Characteristic ultrasound and cholangiography images of biliary atresia. The combination of several ultrasound findings increases the likelihood of a positive imaging diagnosis, such as in this case with a triangular cord sign (though less than the usual 4 mm cutoff), hepatic artery enlargement, a small and irregular gallbladder with echogenic walls, heterogeneous liver texture and splenomegaly. Though the absence of a visible gallbladder is suggestive of biliary atresia in the appropriate clinical context, it can also represent isolated gallbladder atresia. Likewise, the presence of a gallbladder in no way rules out biliary atresia.
In children with cholestasis, one should have a very high degree of suspicion for biliary atresia, seeing as it is the most common cause of cholestasis requiring emergent surgery and delay in diagnosis results in poorer outcomes.
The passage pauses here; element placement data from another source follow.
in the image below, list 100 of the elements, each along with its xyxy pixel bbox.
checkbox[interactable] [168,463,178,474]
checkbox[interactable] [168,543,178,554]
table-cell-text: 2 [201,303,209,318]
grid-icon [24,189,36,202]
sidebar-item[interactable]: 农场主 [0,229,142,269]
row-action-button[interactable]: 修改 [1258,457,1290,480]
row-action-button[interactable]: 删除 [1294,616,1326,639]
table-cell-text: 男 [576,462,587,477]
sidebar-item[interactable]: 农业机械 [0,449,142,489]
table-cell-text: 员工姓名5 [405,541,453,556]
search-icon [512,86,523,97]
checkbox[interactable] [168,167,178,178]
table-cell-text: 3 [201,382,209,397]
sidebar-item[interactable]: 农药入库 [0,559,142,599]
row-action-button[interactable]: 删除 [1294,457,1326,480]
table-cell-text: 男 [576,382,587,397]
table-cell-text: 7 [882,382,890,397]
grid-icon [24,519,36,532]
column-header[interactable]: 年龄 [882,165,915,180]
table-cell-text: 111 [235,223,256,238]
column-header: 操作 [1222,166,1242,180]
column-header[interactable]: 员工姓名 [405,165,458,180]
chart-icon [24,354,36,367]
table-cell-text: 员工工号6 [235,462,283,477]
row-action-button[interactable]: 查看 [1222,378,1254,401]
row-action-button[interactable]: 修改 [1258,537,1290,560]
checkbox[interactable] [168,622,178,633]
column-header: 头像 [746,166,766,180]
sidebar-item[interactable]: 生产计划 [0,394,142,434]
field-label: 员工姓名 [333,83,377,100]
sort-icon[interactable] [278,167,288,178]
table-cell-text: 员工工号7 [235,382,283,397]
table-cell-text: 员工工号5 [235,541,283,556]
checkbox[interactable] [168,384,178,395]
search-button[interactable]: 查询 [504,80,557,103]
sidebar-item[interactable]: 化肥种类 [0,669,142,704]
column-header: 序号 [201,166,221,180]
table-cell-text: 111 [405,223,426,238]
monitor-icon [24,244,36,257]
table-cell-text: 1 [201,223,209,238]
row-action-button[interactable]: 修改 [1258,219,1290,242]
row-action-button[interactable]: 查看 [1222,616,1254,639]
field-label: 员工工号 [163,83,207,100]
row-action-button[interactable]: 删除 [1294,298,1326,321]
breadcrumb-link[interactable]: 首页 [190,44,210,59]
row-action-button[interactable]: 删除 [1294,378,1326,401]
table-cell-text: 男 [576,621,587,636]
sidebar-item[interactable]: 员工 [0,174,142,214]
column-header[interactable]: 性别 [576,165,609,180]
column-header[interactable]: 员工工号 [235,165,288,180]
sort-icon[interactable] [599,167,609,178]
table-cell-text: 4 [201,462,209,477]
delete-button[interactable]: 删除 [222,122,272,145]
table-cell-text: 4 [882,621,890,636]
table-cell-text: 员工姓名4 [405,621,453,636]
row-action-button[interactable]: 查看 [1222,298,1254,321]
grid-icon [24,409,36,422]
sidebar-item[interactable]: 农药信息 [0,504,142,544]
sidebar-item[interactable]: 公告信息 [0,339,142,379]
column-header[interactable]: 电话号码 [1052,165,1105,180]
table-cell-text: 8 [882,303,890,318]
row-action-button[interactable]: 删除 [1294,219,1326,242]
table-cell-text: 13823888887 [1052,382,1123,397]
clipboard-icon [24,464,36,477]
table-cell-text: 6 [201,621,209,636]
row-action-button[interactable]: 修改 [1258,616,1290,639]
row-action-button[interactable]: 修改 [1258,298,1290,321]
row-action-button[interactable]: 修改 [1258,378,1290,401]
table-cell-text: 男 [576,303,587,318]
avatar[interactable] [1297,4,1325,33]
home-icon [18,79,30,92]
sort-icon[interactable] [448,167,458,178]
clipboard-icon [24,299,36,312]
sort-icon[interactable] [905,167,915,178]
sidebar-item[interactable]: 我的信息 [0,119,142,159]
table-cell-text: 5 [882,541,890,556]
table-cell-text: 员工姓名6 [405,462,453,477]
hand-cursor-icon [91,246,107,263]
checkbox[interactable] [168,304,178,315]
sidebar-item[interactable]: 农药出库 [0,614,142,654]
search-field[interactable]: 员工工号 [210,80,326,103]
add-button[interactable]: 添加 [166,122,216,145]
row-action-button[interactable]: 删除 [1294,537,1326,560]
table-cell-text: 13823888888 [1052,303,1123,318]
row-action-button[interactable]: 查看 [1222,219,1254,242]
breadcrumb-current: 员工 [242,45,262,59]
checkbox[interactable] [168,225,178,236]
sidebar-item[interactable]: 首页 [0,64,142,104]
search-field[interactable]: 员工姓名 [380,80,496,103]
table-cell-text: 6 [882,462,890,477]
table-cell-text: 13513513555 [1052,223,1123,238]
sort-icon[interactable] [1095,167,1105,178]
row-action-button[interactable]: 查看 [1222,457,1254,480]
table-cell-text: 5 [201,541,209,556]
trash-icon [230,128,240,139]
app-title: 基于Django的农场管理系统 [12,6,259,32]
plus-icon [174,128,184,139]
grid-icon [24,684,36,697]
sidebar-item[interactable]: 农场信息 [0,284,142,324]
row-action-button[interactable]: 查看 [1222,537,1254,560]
If a gallbladder is present, percutaneous transhepatic gallbladder puncture can be performed for preoperative confirmation of the diagnosis. Findings are variable and can include (1) a visible gallbladder with no communication with the biliary tree, (2) visible common bile duct, but no reflux into the common hepatic duct and (3) visible common hepatic duct but no visible common bile duct. As in this case, some patients may have irregular lace-like biliary structures in the liver hilum and ill-defined enhancement which is thought to represent fibrosis and cholangiolar proliferation.